BANGOR – As of this moment, we here in Bangor – along with people across the globe – continue to deal with the circumstances of the coronavirus pandemic. That said, as difficult as it might be to comprehend right now, it will eventually end. Even now, we are getting glimpses of hope, hints at a possible light at the end of this long tunnel. COVID-19 will become a tragic memory.

And we should remember.

That’s what Sean Faircloth has tried to do with “Pandemic Strolls Bangor: One City in the Year of Covid.” From the early, confusing days of March through the long summer and into the autumn, Faircloth walked the streets of Bangor every day, taking pictures of what he saw. The end result is a visual documentation of some of what our city experienced over these too-long months.

Every photo in this book was taken within the city limits of Bangor. There was no specific intent initially; Faircloth was simply walking around town in an effort to escape the confines of home, to get out into the open air and engage in a little exercise. Along the way, he started taking photos; gradually, these photos coalesced into something more – this project.

In the preface, Faircloth discusses the importance of memory and wonders how exactly this time will be remembered in the years and decades to come. How will our perception of what was be altered by what is to come? These photos – this book – is an effort to codify and record the moment in the moment, capturing a snapshot of this unique time and place.

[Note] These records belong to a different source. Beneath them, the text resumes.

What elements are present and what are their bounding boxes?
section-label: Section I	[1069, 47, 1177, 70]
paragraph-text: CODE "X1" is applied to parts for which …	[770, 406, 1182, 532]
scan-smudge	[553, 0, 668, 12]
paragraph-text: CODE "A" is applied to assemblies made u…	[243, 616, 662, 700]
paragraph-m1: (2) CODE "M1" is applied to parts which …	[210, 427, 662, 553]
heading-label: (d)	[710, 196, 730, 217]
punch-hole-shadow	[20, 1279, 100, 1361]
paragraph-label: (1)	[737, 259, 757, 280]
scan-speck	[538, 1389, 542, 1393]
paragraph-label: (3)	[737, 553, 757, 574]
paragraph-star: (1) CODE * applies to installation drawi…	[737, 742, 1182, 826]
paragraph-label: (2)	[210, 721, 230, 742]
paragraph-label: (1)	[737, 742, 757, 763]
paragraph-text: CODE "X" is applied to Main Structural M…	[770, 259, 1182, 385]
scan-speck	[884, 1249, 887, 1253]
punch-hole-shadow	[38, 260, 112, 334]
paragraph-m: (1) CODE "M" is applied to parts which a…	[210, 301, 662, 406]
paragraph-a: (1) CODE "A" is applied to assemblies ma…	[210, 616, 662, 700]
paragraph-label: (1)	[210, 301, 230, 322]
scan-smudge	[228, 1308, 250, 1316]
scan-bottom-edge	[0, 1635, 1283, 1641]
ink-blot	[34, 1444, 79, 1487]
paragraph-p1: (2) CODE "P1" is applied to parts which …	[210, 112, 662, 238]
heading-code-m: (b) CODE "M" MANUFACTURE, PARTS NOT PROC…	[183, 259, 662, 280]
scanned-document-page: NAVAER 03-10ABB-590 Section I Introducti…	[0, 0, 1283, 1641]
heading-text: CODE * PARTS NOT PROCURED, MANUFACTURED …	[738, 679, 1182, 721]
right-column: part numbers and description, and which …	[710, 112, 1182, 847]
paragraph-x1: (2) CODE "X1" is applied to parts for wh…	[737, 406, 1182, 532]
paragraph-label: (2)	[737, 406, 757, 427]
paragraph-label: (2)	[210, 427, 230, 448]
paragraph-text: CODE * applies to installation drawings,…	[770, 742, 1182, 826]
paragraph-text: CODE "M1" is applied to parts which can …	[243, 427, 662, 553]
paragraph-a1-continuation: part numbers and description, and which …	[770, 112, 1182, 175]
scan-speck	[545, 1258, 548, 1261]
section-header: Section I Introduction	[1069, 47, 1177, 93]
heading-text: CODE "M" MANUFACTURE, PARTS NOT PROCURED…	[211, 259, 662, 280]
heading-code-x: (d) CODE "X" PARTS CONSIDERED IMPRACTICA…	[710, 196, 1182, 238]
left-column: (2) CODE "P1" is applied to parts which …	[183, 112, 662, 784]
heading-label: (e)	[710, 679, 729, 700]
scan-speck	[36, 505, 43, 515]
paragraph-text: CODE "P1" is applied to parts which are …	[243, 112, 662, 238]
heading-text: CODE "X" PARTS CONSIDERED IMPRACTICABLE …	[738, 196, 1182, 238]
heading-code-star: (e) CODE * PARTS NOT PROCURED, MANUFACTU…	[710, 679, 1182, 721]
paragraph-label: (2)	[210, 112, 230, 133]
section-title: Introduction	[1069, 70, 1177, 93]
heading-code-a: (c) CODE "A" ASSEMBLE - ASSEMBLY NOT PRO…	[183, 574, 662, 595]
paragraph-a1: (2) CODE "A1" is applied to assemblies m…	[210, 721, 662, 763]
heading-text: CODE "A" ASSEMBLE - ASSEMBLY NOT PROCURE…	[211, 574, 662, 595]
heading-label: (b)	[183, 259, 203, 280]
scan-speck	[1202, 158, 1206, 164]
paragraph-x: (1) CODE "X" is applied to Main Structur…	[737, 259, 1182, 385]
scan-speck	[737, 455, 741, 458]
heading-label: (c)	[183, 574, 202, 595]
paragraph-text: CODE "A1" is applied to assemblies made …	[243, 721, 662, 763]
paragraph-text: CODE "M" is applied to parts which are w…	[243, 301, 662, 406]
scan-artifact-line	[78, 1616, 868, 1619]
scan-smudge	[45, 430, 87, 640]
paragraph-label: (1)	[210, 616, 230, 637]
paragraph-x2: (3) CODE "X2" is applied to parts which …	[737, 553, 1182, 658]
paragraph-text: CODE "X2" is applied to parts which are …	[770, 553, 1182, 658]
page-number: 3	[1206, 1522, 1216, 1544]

Now, these photos run the gamut. Many of them are lovely portraits of togetherness and tenderness, but not all of them. There are some that offer a much bleaker look at the world in which we live, taken from angles that not all of us get the chance to see. That dichotomy is part of the package; two sides of the same coin. There’s beauty here, yes, but there’s also struggle. By including both, Faircloth has given us an honest perspective on his city.

Regardless, it’s a record. A chance to be reminded. And sure, we may not want to be reminded of all of this anytime soon, but there may come a time when the currency of it all has faded and we need to show ourselves what it looked like in the moment.

Faircloth would be the first to tell you that he isn’t a professional photographer, but this isn’t about perfect lighting or framing or composition (though he does capture some striking images). This is about conveying feeling, the spirit of the time, and in that respect, he definitely succeeds.

All proceeds from the sale of the book will go to benefit Together Place Peer Run Recovery Center, an organization whose important work has been significantly impacted – financially and otherwise – by the pandemic. Copies cost $20 and will be available for purchase at a number of area establishments. However, that isn’t the only way to procure your copy. Committing to a monthly donation of $10 for Together Place gets you a book. A donation of $15 gets you two, $20 three. On and on up to a $50 monthly commitment that will land you nine copies of the book, a wonderful gift for anyone who loves this town.

“Pandemic Strolls Bangor” is a record of a time that we might hope to forget. But within these pages is a representation of our city’s determination. We all have our highs and lows, our triumphs and tragedies; we always have, though they may feel heightened by the current moment. And again, it’s an opportunity to support one of Bangor’s important organizations. A purchase of this book will help someone, and now more than ever, we should all be looking for ways to help.